Ich finde den Begriff: ,,Holistische Denkweise“ da besser. Es wird also nicht nur einem Gedankengang linear gefolgt, sondern an diesen einen Gedanken werden viele andere angeknüpft. Alte, abgespeicherte Informationen werden damit verbunden und dieser eine Gedanke teilt sich wie ein Prisma in viele verschiedene Richtungen auf. Situationen und Themen werden ganzheitlich (holistisch) und von oben gesehen, statt wie in einem Tunnel.

Emotionale Hochsensibilität

Gefühle werden viel stärker und auch länger wahrgenommen und empfunden. Auch die Gefühle aus der Umgebung und von anderen Wesen schwappen auf einen über. Und hier kommen wir dann auch in den Bereich der Empathie. Darum gehts dann nächste Woche.

Bin ich Hochsensibel?

Die Psychologin Elaine Aron entwickelte speziell dazu einen Test, welcher sich auch bis heute durch viele wissenschaftliche Studien stützen ließ. Ich habe auch schon mal so einen Test gemacht (25 treffen zu 😅), allerdings finde ich den nicht unbedingt notwendig. Meistens spürt man ja, das irgendetwas mit einem anders ist und man stärker auf manche Dinge reagiert, als andere. Wenn mehr als 14 Aussagen zutreffen oder aber auch wenn weniger zutreffen, diese dafür aber in besonders starken Ausmaß, ist es wahrscheinlich hochsensibel zu sein.

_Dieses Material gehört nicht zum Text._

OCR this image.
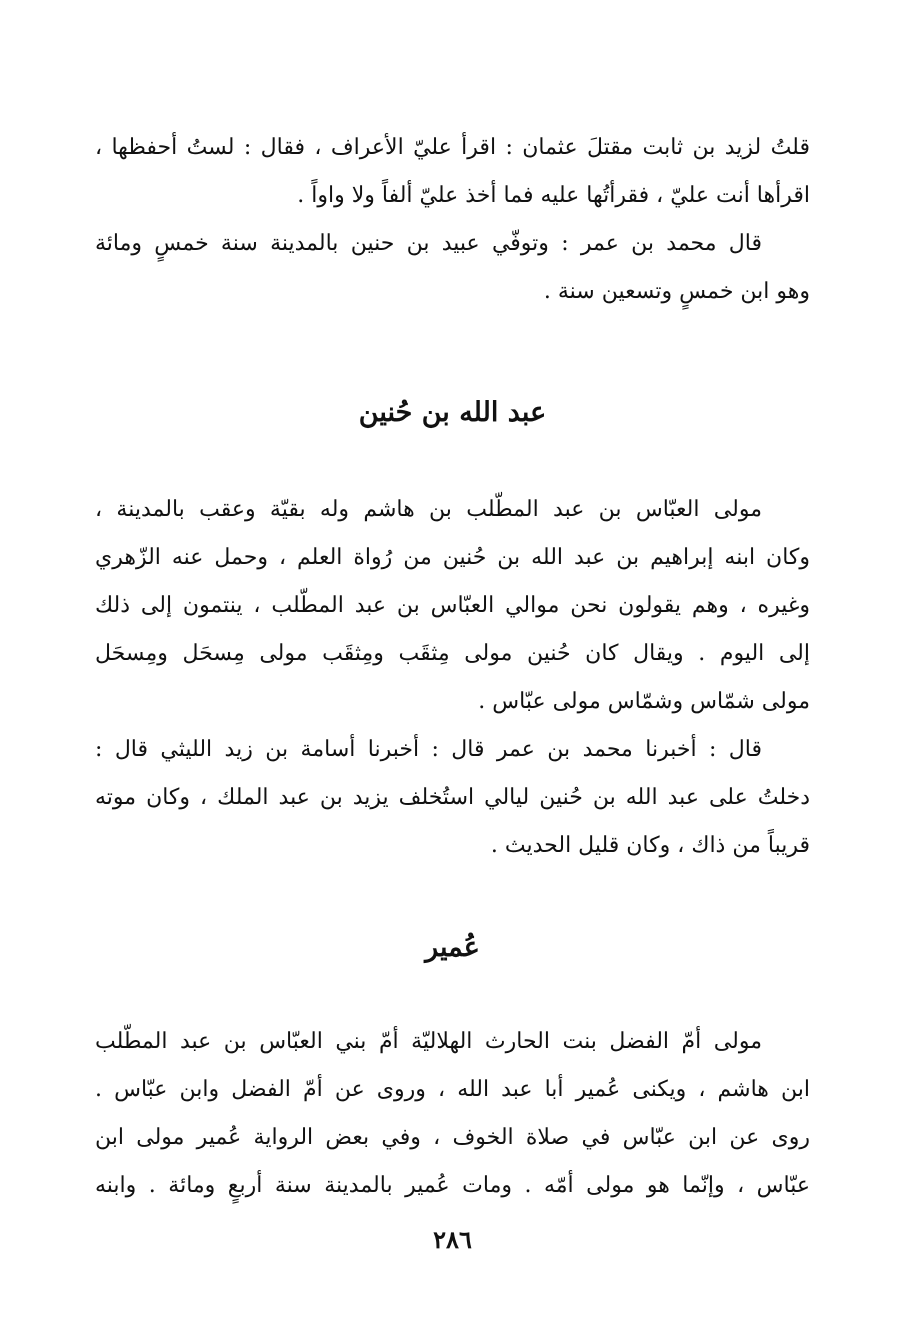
قلتُ لزيد بن ثابت مقتلَ عثمان : اقرأ عليّ الأعراف ، فقال : لستُ أحفظها ،
اقرأها أنت عليّ ، فقرأتُها عليه فما أخذ عليّ ألفاً ولا واواً .
قال محمد بن عمر : وتوفّي عبيد بن حنين بالمدينة سنة خمسٍ ومائة
وهو ابن خمسٍ وتسعين سنة .
عبد الله بن حُنين
مولى العبّاس بن عبد المطّلب بن هاشم وله بقيّة وعقب بالمدينة ،
وكان ابنه إبراهيم بن عبد الله بن حُنين من رُواة العلم ، وحمل عنه الزّهري
وغيره ، وهم يقولون نحن موالي العبّاس بن عبد المطّلب ، ينتمون إلى ذلك
إلى اليوم . ويقال كان حُنين مولى مِثقَب ومِثقَب مولى مِسحَل ومِسحَل
مولى شمّاس وشمّاس مولى عبّاس .
قال : أخبرنا محمد بن عمر قال : أخبرنا أسامة بن زيد الليثي قال :
دخلتُ على عبد الله بن حُنين ليالي استُخلف يزيد بن عبد الملك ، وكان موته
قريباً من ذاك ، وكان قليل الحديث .
عُمير
مولى أمّ الفضل بنت الحارث الهلاليّة أمّ بني العبّاس بن عبد المطّلب
ابن هاشم ، ويكنى عُمير أبا عبد الله ، وروى عن أمّ الفضل وابن عبّاس .
روى عن ابن عبّاس في صلاة الخوف ، وفي بعض الرواية عُمير مولى ابن
عبّاس ، وإنّما هو مولى أمّه . ومات عُمير بالمدينة سنة أربعٍ ومائة . وابنه
٢٨٦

Übrigens sind ca. 15 – 20 % der Bevölkerung Hochsensibel.

Zum Test

  1. Ich fühle mich leicht überwältigt durch starke Sinneseindrücke.
  2. Offenbar habe ich eine feine Wahrnehmung für Unterschwelliges in meiner Umwelt.
  3. Die Stimmungen anderer Menschen beeinflussen mich.
  4. Ich reagiere eher empfindlich auf körperlichen Schmerz.
  5. Ich habe an geschäftigen Tagen das Bedürfnis, mich zurückzuziehen – entweder in ein dunkles Zimmer oder an einen anderen Ort, wo ich allein sein und mich von der Stimulation erholen kann.
  6. Auf Koffein reagiere ich heftiger als viele andere Menschen.
  7. Ich fühle mich schnell überwältigt von Dingen wie grelle Lichter, starke Gerüche, raue Textilien auf meiner Haut oder Martinshörner in meiner Nähe.
  8. Ich besitze ein reiches, vielschichtiges Innenleben. (könnte man so sagen😂🙈)
  9. Laute Geräusche bereiten mir Unbehagen.
  10. Kunst oder Musik bewegen mich tief.
  11. Manchmal liegen meine Nerven derart blank, dass ich nur noch alleine sein möchte.
  12. Ich bin ein gewissenhafter Mensch.
  13. Ich bin schreckhaft.
  14. Es bringt mich leicht aus der Fassung, wenn ich in kurzer Zeit viel erledigen muss.
  15. Wenn andere Menschen sich in einer Umgebung unwohl fühlen, weiß ich eher als manche andere, was notwendig ist, um Wohlbefinden herzustellen (zum Beispiel durch eine Veränderung der Beleuchtung oder der Sitzordnung).
  16. Ich werde ärgerlich, wenn man von mir erwartet, zu viele Dinge gleichzeitig zu tun.
  17. Ich gebe mir große Mühe, Fehler zu vermeiden oder Dinge nicht zu vergessen.
  18. Fernsehsendungen und Spielfilme mit Gewaltszenen meide ich.
  19. Ich fühle mich unangenehm erregt, wenn sich um mich herum viel abspielt.
  20. Hungergefühle stören nachhaltig meine Konzentration und beeinträchtigen meine Stimmung.
  21. Veränderungen in meinem Leben treffen mich sehr heftig.
  22. Ich bemerke und genieße feine Düfte, Geschmäcker, Klänge oder Kunstwerke.
  23. Ich empfinde es als unangenehm, wenn ich mich mit mehreren Dingen gleichzeitig beschäftigen muss.
  24. Für mich ist es sehr wichtig, mein Leben so zu organisieren, dass ich Situationen vermeide, in denen ich mich ärgern muss oder die mich überwältigen.
  25. Laute Geräusche, chaotische Szenen und ähnliche starke Reize stören mich.
  26. Wenn ich mit anderen Menschen konkurrieren muss oder beobachtet werde, während ich eine Aufgabe erfülle, macht mich das so nervös und unsicher, dass ich weitaus schlechter abschneide, als ich eigentlich könnte.
  27. Als Kind haben meine Eltern und Lehrer mich als sensibel oder schüchtern angesehen.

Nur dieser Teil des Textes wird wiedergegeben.